À l'époque du Bouddha, les Licchavis, dont la capitale était Vesāli, formaient un clan fier et puissant, membre principal de la confédération Vajjika. L'ambitieux roi Ajātasattu de Maghadha révéla au Bouddha qu'il avait l'intention de les envahir. Le Bouddha lui dit que l'harmonie du peuple Licchavi et son unité les préserveraient. Le roi renonça à l'invasion et tenta une approche plus subtile. Il ordonna à son Premier Ministre de se rendre auprès d'un Licchavi influent, dans un endroit calme, mais qui serait observé. Il devait murmurer à l'oreille de l'homme la phrase suivante : “Il y a du riz dans le grain.” Le premier ministre s'exécuta et son action fut effectivement remarquée. Un noble Licchavi demanda à sa connaissance ce que le Premier Ministre de Maghada considérait si important qu'il devait le lui chuchoter à l'oreille. Le premier noble répondit honnêtement que tout ce qu'il avait dit, c'était qu'il y avait du riz dans le grain. Le second noble était contrarié. Il pensa : "Pourquoi diable le Premier Ministre de Maghada dirait-il une chose aussi banale d'une manière aussi secrète. Cet homme ment. Il ne me fait pas confiance. Il prépare quelque chose.” Rempli de soupçons, il dit à un ami que l'autre homme avait chuchoté avec le premier ministre de Maghada.
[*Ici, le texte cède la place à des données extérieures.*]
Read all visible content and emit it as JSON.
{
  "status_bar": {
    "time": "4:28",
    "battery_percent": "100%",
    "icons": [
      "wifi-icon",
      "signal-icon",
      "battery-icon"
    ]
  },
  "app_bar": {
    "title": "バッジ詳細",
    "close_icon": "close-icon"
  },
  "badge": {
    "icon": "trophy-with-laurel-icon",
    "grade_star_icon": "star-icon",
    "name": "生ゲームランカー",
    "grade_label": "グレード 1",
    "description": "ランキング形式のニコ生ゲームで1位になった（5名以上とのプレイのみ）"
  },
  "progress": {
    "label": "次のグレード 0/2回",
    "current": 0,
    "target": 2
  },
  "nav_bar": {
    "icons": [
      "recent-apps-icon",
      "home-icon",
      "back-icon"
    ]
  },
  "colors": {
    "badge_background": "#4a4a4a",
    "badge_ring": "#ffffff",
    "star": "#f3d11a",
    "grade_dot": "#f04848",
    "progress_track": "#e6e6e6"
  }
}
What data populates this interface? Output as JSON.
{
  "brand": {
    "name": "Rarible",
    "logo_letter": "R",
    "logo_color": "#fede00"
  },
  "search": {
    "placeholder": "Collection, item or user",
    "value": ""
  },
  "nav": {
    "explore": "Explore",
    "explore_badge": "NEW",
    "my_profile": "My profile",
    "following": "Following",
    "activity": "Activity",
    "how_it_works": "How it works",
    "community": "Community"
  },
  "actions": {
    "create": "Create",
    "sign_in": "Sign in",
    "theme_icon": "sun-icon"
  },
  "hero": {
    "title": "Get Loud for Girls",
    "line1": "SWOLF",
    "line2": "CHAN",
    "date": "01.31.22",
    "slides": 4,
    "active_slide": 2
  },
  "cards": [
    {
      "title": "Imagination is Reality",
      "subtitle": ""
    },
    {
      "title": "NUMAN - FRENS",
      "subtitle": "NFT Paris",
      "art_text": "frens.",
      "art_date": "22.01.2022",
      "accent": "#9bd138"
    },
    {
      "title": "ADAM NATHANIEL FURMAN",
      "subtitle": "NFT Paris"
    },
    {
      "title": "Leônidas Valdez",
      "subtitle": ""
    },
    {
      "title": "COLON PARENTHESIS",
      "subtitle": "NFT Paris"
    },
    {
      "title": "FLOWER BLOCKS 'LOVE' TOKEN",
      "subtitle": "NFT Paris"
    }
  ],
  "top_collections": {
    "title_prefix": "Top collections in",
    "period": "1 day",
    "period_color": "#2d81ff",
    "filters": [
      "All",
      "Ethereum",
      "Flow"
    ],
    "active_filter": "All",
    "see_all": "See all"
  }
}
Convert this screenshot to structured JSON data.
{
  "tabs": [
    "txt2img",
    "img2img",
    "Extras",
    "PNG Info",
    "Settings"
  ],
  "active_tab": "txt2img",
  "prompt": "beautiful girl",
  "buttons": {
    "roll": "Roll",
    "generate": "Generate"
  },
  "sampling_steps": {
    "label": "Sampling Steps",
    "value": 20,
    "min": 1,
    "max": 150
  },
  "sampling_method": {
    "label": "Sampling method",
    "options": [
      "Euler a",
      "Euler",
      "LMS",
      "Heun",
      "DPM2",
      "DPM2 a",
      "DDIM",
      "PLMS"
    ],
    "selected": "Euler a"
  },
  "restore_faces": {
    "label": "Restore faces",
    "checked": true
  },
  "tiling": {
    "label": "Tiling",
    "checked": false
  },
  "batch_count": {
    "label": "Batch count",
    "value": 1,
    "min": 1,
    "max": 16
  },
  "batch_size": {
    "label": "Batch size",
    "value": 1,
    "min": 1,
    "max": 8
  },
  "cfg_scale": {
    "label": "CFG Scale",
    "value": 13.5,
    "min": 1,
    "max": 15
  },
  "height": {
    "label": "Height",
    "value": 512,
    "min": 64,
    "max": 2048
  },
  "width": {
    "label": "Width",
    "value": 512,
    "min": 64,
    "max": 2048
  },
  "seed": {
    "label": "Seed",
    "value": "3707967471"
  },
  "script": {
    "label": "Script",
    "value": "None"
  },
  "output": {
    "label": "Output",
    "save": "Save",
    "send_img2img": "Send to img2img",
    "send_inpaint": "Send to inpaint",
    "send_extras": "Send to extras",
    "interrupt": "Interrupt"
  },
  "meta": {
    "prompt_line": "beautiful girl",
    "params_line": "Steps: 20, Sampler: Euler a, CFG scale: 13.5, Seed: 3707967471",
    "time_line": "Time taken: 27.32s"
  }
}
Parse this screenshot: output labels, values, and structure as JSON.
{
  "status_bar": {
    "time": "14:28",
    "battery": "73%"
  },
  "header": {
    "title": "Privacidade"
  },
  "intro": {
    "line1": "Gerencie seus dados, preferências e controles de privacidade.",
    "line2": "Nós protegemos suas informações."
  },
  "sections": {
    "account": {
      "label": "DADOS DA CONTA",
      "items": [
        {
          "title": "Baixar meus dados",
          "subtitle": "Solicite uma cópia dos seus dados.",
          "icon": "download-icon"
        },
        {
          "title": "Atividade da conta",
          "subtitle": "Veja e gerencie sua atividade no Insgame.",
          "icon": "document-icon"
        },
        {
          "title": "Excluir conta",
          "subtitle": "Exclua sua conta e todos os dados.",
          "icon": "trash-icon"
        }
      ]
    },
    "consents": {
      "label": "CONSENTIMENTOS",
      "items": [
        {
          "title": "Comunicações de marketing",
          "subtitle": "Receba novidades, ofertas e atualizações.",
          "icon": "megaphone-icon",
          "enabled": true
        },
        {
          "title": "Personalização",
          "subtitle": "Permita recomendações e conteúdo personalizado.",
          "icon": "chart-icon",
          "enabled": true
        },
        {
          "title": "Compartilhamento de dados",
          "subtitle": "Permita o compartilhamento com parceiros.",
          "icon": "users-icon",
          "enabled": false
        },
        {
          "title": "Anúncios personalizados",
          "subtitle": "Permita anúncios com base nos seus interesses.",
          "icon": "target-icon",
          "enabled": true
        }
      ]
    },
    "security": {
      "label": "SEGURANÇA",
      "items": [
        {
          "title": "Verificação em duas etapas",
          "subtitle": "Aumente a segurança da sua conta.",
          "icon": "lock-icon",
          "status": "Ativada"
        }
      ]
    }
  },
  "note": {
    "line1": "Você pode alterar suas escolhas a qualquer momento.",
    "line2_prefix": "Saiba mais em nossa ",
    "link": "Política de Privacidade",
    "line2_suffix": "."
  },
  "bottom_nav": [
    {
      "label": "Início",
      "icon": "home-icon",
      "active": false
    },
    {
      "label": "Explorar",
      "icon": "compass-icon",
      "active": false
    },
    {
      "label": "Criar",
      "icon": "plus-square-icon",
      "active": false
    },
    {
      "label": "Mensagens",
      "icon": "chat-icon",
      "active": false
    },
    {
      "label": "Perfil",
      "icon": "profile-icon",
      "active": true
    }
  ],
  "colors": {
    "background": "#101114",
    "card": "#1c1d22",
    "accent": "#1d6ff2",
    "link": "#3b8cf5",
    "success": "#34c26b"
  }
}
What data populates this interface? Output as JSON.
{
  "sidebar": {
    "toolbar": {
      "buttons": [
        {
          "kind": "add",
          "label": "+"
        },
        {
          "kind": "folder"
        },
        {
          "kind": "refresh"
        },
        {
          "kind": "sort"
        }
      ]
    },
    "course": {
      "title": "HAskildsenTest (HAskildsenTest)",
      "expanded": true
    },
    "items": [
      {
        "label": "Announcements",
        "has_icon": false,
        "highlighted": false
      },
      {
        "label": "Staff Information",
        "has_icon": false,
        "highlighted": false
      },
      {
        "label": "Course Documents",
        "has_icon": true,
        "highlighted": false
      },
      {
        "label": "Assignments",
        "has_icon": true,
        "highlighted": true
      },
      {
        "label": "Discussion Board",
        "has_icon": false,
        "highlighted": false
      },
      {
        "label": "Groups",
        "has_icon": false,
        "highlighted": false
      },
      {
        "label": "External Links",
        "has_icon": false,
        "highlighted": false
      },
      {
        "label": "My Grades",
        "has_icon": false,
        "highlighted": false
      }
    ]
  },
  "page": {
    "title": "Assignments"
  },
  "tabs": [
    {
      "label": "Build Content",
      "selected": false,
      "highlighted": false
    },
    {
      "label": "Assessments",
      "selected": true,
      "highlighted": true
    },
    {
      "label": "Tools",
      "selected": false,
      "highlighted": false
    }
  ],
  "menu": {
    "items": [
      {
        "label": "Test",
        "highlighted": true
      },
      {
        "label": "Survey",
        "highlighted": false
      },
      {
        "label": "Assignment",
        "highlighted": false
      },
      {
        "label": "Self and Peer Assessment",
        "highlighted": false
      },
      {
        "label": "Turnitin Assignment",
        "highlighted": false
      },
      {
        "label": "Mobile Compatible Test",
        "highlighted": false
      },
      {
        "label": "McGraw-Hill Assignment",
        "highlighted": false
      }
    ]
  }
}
Cette personne le répéta à une autre personne, et ainsi de suite. Très vite, la croyance que le premier homme était un espion et qu'un complot se tramait s'est répandue. Les préjugés se sont enflammés, des accusations furent proférées, des disputes éclatèrent. La paix et l'harmonie disparurent. C'est alors que le roi Ajātasattu saisit sa chance. Il envahit le pays affaibli et remporta une victoire facile.